Project Team
Project Management
Prof. Dr. Markus Tepe
University Oldenburg
Prof. Dr. Adele Diederich
Jacobs University Bremen
Project Staff
Nils Springhorn
University of Oldenburg
Project Website
Need-based justice, group membership and expertise
2nd Application Stage
Sub-Projekt B2 (DFG Research Group FOR2104)
Sub-project B2 studies the influence of the procedure of collective needs-recognition on the legitimacy of the distributive choice under consideration of the expert hypothesis. The findings from the first funding phase show that the decision-making processes of collective needs-recognition are susceptible to systematic distortion (equivalence framing, leaky-bucket effect, deservingness, entitlement, voting rule). The findings also show that groups are indeed capable of reaching a needs-based just distribution if they can draw on a neutral expert’s opinion. The social reach and differentiation of the application of the demand principle are central in the second phase of B2. To this end, we aim to analyse under which circumstances the group membership of voters and that of the expert incite a more inclusive or a more exclusive application of the needs principle. To answer this question on analytical and experimental grounds, a new distribution and negotiation game has to be modelled in which a just redistribution must be voted upon. The game theoretic serves as a reference to test how the collective needs-recognition and the legitimacy of redistributive decisions change as the group members and expert are placed into social categories in turn.

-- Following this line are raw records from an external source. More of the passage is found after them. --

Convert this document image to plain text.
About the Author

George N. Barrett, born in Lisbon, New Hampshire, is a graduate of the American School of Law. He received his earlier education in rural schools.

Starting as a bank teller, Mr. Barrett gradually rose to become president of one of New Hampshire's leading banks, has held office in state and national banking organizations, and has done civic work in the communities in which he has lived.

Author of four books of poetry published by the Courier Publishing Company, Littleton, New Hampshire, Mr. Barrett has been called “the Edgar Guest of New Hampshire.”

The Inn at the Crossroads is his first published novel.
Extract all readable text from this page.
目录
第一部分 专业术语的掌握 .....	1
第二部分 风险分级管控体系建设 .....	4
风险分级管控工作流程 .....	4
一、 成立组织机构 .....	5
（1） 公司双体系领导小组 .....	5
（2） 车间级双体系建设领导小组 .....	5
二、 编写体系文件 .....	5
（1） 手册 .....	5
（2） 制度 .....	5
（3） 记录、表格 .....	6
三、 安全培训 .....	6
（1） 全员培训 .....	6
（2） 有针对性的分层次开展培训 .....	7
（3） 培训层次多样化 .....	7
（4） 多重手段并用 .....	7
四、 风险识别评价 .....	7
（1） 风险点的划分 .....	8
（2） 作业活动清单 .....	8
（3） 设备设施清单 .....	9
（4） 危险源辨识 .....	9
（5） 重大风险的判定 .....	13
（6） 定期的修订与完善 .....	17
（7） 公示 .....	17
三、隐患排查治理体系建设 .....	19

The research group FOR 2104 “Needs-based justice and redistributive procedures” delivers contributions to a positive and “informed” normative theory of needs-based justice based on experimental evidence. The present sub-project belongs to the B column, which is dedicated to collective recognition and legitimacy of needs-based redistribution and the possibility of objectification of needs-based redistribution by experts. In the first funding phase of sub-project B2, collective recognition and legitimacy of needs-based redistribution were studied within the framework of a redistributive tax rate. The Meltzer and Richard (1981, henceforth MR) Model was used as a theoretical framework and basis for the experimental design. In the second funding phase of B2, the social reach and differentiation of collective recognition and legitimacy of redistributive justice are to be studied. The main focus lies on the question of under which circumstances social group memberships of voters and experts alter the application of the needs-principle to be either inclusive or exclusive. To attempt to answer this question, a new bargaining theoretic model must be specified in which group members vote on the allotment of a need-fulfilling resource. To begin with, we must define a game theoretic solution under the assumption of completely rational and egotistical actors. This game theoretic assumption serves as a reference with which to study how the collective recognition and legitimacy of needs change when group members and experts are categorized gradually and along different intensities.